Random: Random sample stated ✓
Large Counts: (compute below — all ≥ 5 ✓)
Independent: 250 < 10% of all high school students ✓
(c) Expected counts, χ², p-value:
E(Yes, Good) = \(\frac{120×100}{250}=48\) E(Yes, Avg) = \(\frac{120×100}{250}=48\) E(Yes, Poor) = \(\frac{120×50}{250}=24\)
E(No, Good) = \(\frac{130×100}{250}=52\) E(No, Avg) = \(\frac{130×100}{250}=52\) E(No, Poor) = \(\frac{130×50}{250}=26\)
All expected ≥ 5 ✓ (smallest is 24)
\(\chi^2 = \frac{(68-48)^2}{48}+\frac{(42-48)^2}{48}+\frac{(10-24)^2}{24}+\frac{(32-52)^2}{52}+\frac{(58-52)^2}{52}+\frac{(40-26)^2}{26}\)
\(= \frac{400}{48}+\frac{36}{48}+\frac{196}{24}+\frac{400}{52}+\frac{36}{52}+\frac{196}{26}\)

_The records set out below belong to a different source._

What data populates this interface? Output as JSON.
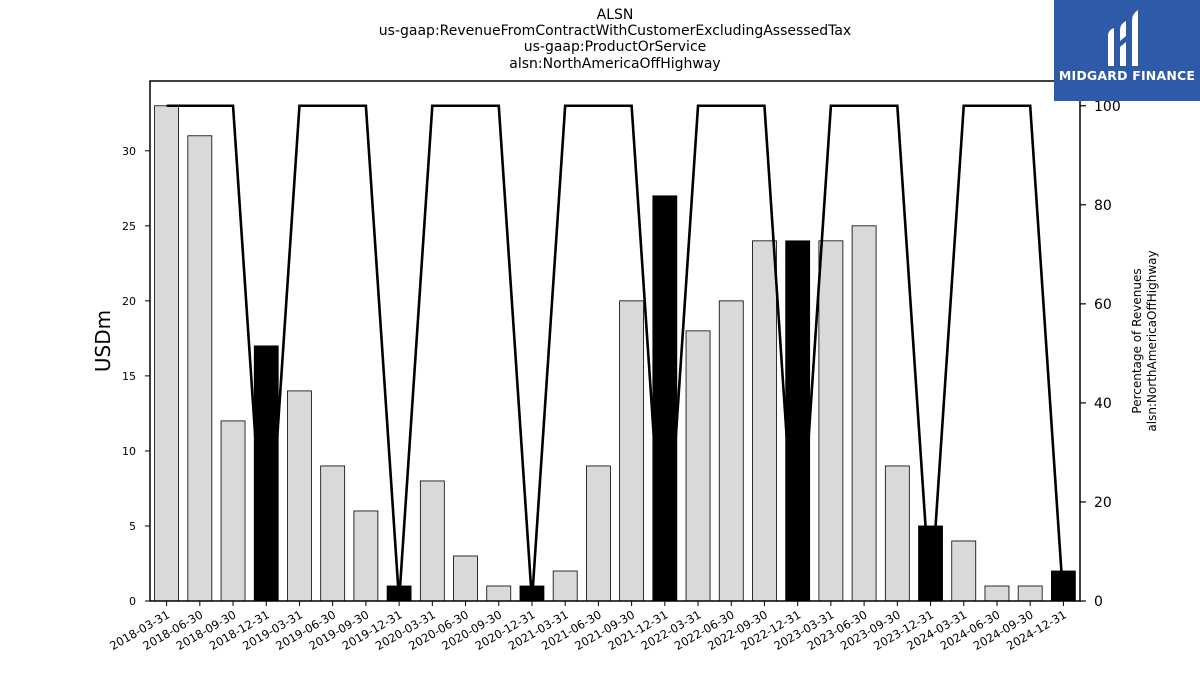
{
  "chart_data": {
    "type": "bar",
    "title_lines": [
      "ALSN",
      "us-gaap:RevenueFromContractWithCustomerExcludingAssessedTax",
      "us-gaap:ProductOrService",
      "alsn:NorthAmericaOffHighway"
    ],
    "categories": [
      "2018-03-31",
      "2018-06-30",
      "2018-09-30",
      "2018-12-31",
      "2019-03-31",
      "2019-06-30",
      "2019-09-30",
      "2019-12-31",
      "2020-03-31",
      "2020-06-30",
      "2020-09-30",
      "2020-12-31",
      "2021-03-31",
      "2021-06-30",
      "2021-09-30",
      "2021-12-31",
      "2022-03-31",
      "2022-06-30",
      "2022-09-30",
      "2022-12-31",
      "2023-03-31",
      "2023-06-30",
      "2023-09-30",
      "2023-12-31",
      "2024-03-31",
      "2024-06-30",
      "2024-09-30",
      "2024-12-31"
    ],
    "values": [
      33,
      31,
      12,
      17,
      14,
      9,
      6,
      1,
      8,
      3,
      1,
      1,
      2,
      9,
      20,
      27,
      18,
      20,
      24,
      24,
      24,
      25,
      9,
      5,
      4,
      1,
      1,
      2
    ],
    "highlight": [
      false,
      false,
      false,
      true,
      false,
      false,
      false,
      true,
      false,
      false,
      false,
      true,
      false,
      false,
      false,
      true,
      false,
      false,
      false,
      true,
      false,
      false,
      false,
      true,
      false,
      false,
      false,
      true
    ],
    "percentage_line": [
      100,
      100,
      100,
      0,
      100,
      100,
      100,
      0,
      100,
      100,
      100,
      0,
      100,
      100,
      100,
      0,
      100,
      100,
      100,
      0,
      100,
      100,
      100,
      0,
      100,
      100,
      100,
      0
    ],
    "ylabel": "USDm",
    "y2label_lines": [
      "Percentage of Revenues",
      "alsn:NorthAmericaOffHighway"
    ],
    "ylim": [
      0,
      34.65
    ],
    "y2lim": [
      0,
      105
    ],
    "yticks": [
      0,
      5,
      10,
      15,
      20,
      25,
      30
    ],
    "y2ticks": [
      0,
      20,
      40,
      60,
      80,
      100
    ],
    "bar_color": "#d9d9d9",
    "highlight_color": "#000000",
    "line_color": "#000000",
    "grid": false
  },
  "logo": {
    "text": "MIDGARD FINANCE",
    "background": "#2e5aa8"
  }
}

\(= 8.333+0.750+8.167+7.692+0.692+7.538 = \mathbf{33.17}\)
df = (2−1)(3−1) = 2 | p-value = P(χ² > 33.17 | df=2) ≈ <0.0001
(d) Conclusion and direction:
Since p-value (<0.0001) < α (0.05), we reject H₀. There is very convincing evidence of an association between sleep adequacy and academic performance among high school students.

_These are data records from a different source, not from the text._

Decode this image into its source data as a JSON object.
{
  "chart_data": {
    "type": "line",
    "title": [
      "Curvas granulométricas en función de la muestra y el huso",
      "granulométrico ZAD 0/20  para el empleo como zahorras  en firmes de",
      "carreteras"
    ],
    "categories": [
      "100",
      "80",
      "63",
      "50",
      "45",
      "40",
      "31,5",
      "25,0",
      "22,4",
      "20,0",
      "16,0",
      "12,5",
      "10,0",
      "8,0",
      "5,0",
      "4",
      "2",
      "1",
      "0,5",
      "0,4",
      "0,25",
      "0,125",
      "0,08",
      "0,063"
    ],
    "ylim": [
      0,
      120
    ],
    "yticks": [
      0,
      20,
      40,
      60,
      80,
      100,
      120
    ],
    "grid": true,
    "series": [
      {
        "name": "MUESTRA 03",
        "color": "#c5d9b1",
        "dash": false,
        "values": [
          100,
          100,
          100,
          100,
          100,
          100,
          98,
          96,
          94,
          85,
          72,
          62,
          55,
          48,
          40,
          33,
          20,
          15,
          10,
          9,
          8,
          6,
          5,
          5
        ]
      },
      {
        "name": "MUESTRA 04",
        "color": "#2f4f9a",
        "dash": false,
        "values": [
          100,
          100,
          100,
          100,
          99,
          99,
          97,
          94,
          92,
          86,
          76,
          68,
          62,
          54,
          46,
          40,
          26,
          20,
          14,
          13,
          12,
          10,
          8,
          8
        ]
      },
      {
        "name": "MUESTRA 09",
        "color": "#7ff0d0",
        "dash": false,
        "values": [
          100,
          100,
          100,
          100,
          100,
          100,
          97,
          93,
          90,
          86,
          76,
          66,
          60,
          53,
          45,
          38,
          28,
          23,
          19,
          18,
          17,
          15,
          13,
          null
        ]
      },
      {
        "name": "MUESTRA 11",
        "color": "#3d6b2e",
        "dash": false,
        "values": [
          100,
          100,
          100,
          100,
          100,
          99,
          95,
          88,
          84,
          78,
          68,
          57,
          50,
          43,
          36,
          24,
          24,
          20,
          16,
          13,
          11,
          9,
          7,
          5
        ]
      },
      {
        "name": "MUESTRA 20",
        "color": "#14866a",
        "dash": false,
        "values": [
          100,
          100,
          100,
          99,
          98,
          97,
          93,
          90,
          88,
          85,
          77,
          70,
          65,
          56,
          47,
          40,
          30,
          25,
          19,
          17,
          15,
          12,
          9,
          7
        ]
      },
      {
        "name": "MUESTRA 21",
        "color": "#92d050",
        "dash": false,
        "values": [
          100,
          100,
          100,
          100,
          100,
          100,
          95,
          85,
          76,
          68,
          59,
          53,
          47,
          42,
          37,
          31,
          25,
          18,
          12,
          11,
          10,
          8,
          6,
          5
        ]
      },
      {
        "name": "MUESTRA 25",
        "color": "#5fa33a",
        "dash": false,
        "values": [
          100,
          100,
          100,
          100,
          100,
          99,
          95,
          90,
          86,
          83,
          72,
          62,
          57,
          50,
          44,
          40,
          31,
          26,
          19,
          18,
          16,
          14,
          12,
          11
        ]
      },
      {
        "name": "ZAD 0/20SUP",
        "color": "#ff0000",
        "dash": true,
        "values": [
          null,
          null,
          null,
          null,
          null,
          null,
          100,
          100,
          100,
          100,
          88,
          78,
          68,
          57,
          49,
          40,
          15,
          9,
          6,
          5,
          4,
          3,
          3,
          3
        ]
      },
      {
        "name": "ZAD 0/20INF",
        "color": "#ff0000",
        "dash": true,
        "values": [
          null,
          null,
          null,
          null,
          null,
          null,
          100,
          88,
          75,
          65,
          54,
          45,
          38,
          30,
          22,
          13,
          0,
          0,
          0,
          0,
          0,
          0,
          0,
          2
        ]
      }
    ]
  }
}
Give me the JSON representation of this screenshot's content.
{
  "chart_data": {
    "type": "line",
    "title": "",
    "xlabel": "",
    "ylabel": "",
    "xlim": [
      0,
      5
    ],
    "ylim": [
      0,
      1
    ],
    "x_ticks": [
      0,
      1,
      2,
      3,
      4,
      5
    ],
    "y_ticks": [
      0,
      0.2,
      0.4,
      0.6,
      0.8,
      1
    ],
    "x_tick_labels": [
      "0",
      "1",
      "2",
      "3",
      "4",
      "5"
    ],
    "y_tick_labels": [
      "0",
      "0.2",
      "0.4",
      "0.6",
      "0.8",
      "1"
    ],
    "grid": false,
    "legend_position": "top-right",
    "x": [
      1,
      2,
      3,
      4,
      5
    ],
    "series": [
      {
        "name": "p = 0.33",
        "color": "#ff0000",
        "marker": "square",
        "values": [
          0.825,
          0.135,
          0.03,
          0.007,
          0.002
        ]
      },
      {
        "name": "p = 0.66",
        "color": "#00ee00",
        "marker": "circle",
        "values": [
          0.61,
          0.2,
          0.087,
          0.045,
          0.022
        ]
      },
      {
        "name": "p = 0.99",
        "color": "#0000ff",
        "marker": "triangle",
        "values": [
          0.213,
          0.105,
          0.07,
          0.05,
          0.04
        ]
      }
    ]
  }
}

Direction: Students who get ≥8 hours of sleep are much more likely to report good academic performance (68 observed vs 48 expected) and less likely to report poor performance (10 vs 24). Students who get <8 hours are more likely to report average or poor performance. The pattern strongly suggests that getting sufficient sleep is associated with better academic outcomes.
✓ AP tips: (a) must explain why it's independence, not just name it. (c) show all 6 expected counts. (d) must describe the direction — which group had more/fewer than expected in which category.